Jumlah dalam IDR dan indeks AS memiliki dasar mata uang berbeda. CapsWindow mengonversi jumlah awal ke USD, menerapkan rasio M2 atau CPI AS, lalu mengonversinya kembali memakai kurs akhir. Karena itu, kenaikan indeks AS bisa menghasilkan kenaikan yang lebih besar atau lebih kecil dalam IDR.
Federal Reserve · H.10: exchange-rate quotation
Apa rumus tiga langkahnya?
Dengan A sebagai jumlah awal, E0 dan E1 sebagai kurs awal dan akhir dalam IDR/USD, serta U0 dan U1 sebagai indeks AS, rumusnya adalah (A / E0) × (U1 / U0) × E1. Asumsikan A=1.000, E0=10, E1=12 dan U1/U0=1,10: hasil berturut-turut 100 USD, 110 USD, lalu 1.320 IDR. Ini bukan kuotasi nyata untuk IDR.
| Dari | Rumus | Sampai |
|---|---|---|
| 1000 IDR | 1000 / 10 | 100 USD |
| 100 USD | 100 × 1.10 | 110 USD |
| 110 USD | 110 × 12 | 1320 IDR |
Detail apa yang mudah keliru?
E yang naik berarti satu USD memerlukan lebih banyak IDR: mata uang lokal melemah terhadap dolar. Jika sumber memakai USD per unit lokal, gunakan kebalikannya. Samakan bulan observasi. Perkalian rata-rata bulanan adalah perbandingan periode, bukan rekonstruksi transaksi harian. Spread bank, biaya dan pajak tidak termasuk.

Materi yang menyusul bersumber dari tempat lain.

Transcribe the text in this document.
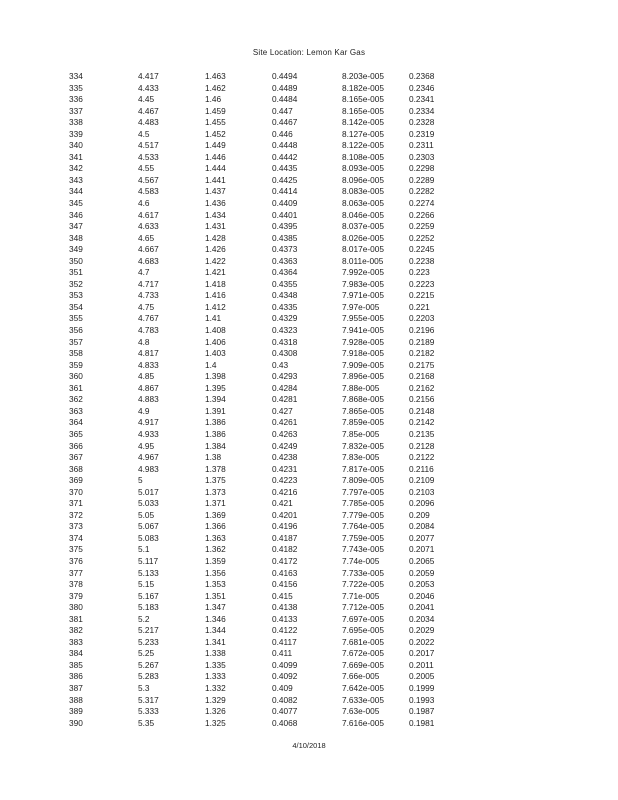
Site Location: Lemon Kar Gas
334	4.417	1.463	0.4494	8.203e-005	0.2368
335	4.433	1.462	0.4489	8.182e-005	0.2346
336	4.45	1.46	0.4484	8.165e-005	0.2341
337	4.467	1.459	0.447	8.165e-005	0.2334
338	4.483	1.455	0.4467	8.142e-005	0.2328
339	4.5	1.452	0.446	8.127e-005	0.2319
340	4.517	1.449	0.4448	8.122e-005	0.2311
341	4.533	1.446	0.4442	8.108e-005	0.2303
342	4.55	1.444	0.4435	8.093e-005	0.2298
343	4.567	1.441	0.4425	8.096e-005	0.2289
344	4.583	1.437	0.4414	8.083e-005	0.2282
345	4.6	1.436	0.4409	8.063e-005	0.2274
346	4.617	1.434	0.4401	8.046e-005	0.2266
347	4.633	1.431	0.4395	8.037e-005	0.2259
348	4.65	1.428	0.4385	8.026e-005	0.2252
349	4.667	1.426	0.4373	8.017e-005	0.2245
350	4.683	1.422	0.4363	8.011e-005	0.2238
351	4.7	1.421	0.4364	7.992e-005	0.223
352	4.717	1.418	0.4355	7.983e-005	0.2223
353	4.733	1.416	0.4348	7.971e-005	0.2215
354	4.75	1.412	0.4335	7.97e-005	0.221
355	4.767	1.41	0.4329	7.955e-005	0.2203
356	4.783	1.408	0.4323	7.941e-005	0.2196
357	4.8	1.406	0.4318	7.928e-005	0.2189
358	4.817	1.403	0.4308	7.918e-005	0.2182
359	4.833	1.4	0.43	7.909e-005	0.2175
360	4.85	1.398	0.4293	7.896e-005	0.2168
361	4.867	1.395	0.4284	7.88e-005	0.2162
362	4.883	1.394	0.4281	7.868e-005	0.2156
363	4.9	1.391	0.427	7.865e-005	0.2148
364	4.917	1.386	0.4261	7.859e-005	0.2142
365	4.933	1.386	0.4263	7.85e-005	0.2135
366	4.95	1.384	0.4249	7.832e-005	0.2128
367	4.967	1.38	0.4238	7.83e-005	0.2122
368	4.983	1.378	0.4231	7.817e-005	0.2116
369	5	1.375	0.4223	7.809e-005	0.2109
370	5.017	1.373	0.4216	7.797e-005	0.2103
371	5.033	1.371	0.421	7.785e-005	0.2096
372	5.05	1.369	0.4201	7.779e-005	0.209
373	5.067	1.366	0.4196	7.764e-005	0.2084
374	5.083	1.363	0.4187	7.759e-005	0.2077
375	5.1	1.362	0.4182	7.743e-005	0.2071
376	5.117	1.359	0.4172	7.74e-005	0.2065
377	5.133	1.356	0.4163	7.733e-005	0.2059
378	5.15	1.353	0.4156	7.722e-005	0.2053
379	5.167	1.351	0.415	7.71e-005	0.2046
380	5.183	1.347	0.4138	7.712e-005	0.2041
381	5.2	1.346	0.4133	7.697e-005	0.2034
382	5.217	1.344	0.4122	7.695e-005	0.2029
383	5.233	1.341	0.4117	7.681e-005	0.2022
384	5.25	1.338	0.411	7.672e-005	0.2017
385	5.267	1.335	0.4099	7.669e-005	0.2011
386	5.283	1.333	0.4092	7.66e-005	0.2005
387	5.3	1.332	0.409	7.642e-005	0.1999
388	5.317	1.329	0.4082	7.633e-005	0.1993
389	5.333	1.326	0.4077	7.63e-005	0.1987
390	5.35	1.325	0.4068	7.616e-005	0.1981
4/10/2018
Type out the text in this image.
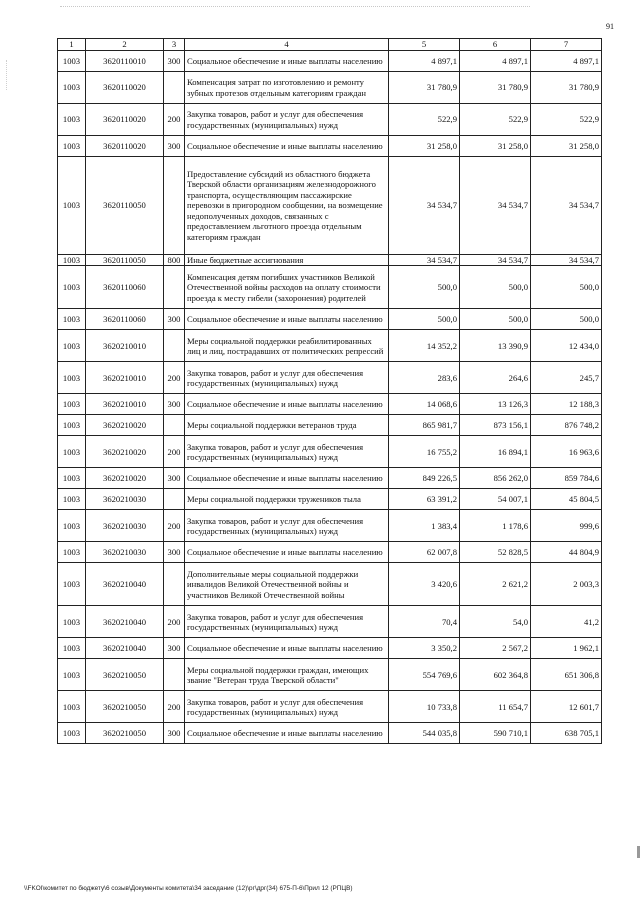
91
1	2	3	4	5	6	7
1003	3620110010	300	Социальное обеспечение и иные выплаты населению	4 897,1	4 897,1	4 897,1
1003	3620110020		Компенсация затрат по изготовлению и ремонту зубных протезов отдельным категориям граждан	31 780,9	31 780,9	31 780,9
1003	3620110020	200	Закупка товаров, работ и услуг для обеспечения государственных (муниципальных) нужд	522,9	522,9	522,9
1003	3620110020	300	Социальное обеспечение и иные выплаты населению	31 258,0	31 258,0	31 258,0
1003	3620110050		Предоставление субсидий из областного бюджета Тверской области организациям железнодорожного транспорта, осуществляющим пассажирские перевозки в пригородном сообщении, на возмещение недополученных доходов, связанных с предоставлением льготного проезда отдельным категориям граждан	34 534,7	34 534,7	34 534,7
1003	3620110050	800	Иные бюджетные ассигнования	34 534,7	34 534,7	34 534,7
1003	3620110060		Компенсация детям погибших участников Великой Отечественной войны расходов на оплату стоимости проезда к месту гибели (захоронения) родителей	500,0	500,0	500,0
1003	3620110060	300	Социальное обеспечение и иные выплаты населению	500,0	500,0	500,0
1003	3620210010		Меры социальной поддержки реабилитированных лиц и лиц, пострадавших от политических репрессий	14 352,2	13 390,9	12 434,0
1003	3620210010	200	Закупка товаров, работ и услуг для обеспечения государственных (муниципальных) нужд	283,6	264,6	245,7
1003	3620210010	300	Социальное обеспечение и иные выплаты населению	14 068,6	13 126,3	12 188,3
1003	3620210020		Меры социальной поддержки ветеранов труда	865 981,7	873 156,1	876 748,2
1003	3620210020	200	Закупка товаров, работ и услуг для обеспечения государственных (муниципальных) нужд	16 755,2	16 894,1	16 963,6
1003	3620210020	300	Социальное обеспечение и иные выплаты населению	849 226,5	856 262,0	859 784,6
1003	3620210030		Меры социальной поддержки тружеников тыла	63 391,2	54 007,1	45 804,5
1003	3620210030	200	Закупка товаров, работ и услуг для обеспечения государственных (муниципальных) нужд	1 383,4	1 178,6	999,6
1003	3620210030	300	Социальное обеспечение и иные выплаты населению	62 007,8	52 828,5	44 804,9
1003	3620210040		Дополнительные меры социальной поддержки инвалидов Великой Отечественной войны и участников Великой Отечественной войны	3 420,6	2 621,2	2 003,3
1003	3620210040	200	Закупка товаров, работ и услуг для обеспечения государственных (муниципальных) нужд	70,4	54,0	41,2
1003	3620210040	300	Социальное обеспечение и иные выплаты населению	3 350,2	2 567,2	1 962,1
1003	3620210050		Меры социальной поддержки граждан, имеющих звание "Ветеран труда Тверской области"	554 769,6	602 364,8	651 306,8
1003	3620210050	200	Закупка товаров, работ и услуг для обеспечения государственных (муниципальных) нужд	10 733,8	11 654,7	12 601,7
1003	3620210050	300	Социальное обеспечение и иные выплаты населению	544 035,8	590 710,1	638 705,1
\\FKOI\комитет по бюджету\6 созыв\Документы комитета\34 заседание (12)\рг\дрг(34) 675-П-6\Прил 12 (РПЦВ)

Bagaimana membandingkan empat hasil?
Bandingkan M2 lokal, CPI lokal, serta M2 dan CPI AS yang dikonversi ke IDR pada periode yang sama. Hasil AS bukan ukuran harga konsumen lokal. Pisahkan kontribusi indeks dolar dan kurs. Jika data kurang, hasil seharusnya tidak tersedia, bukan memakai kurs buatan.
Pertanyaan umum
Apakah hasil lebih besar berarti indeks AS naik lebih cepat?
Belum tentu. Perubahan IDR/USD dapat memperkuat atau mengimbangi perubahan indeks AS.
Apakah ini imbal hasil memegang dolar?
Bukan. Ini perbandingan statistik tanpa simulasi bunga, waktu transaksi, spread, biaya atau pajak.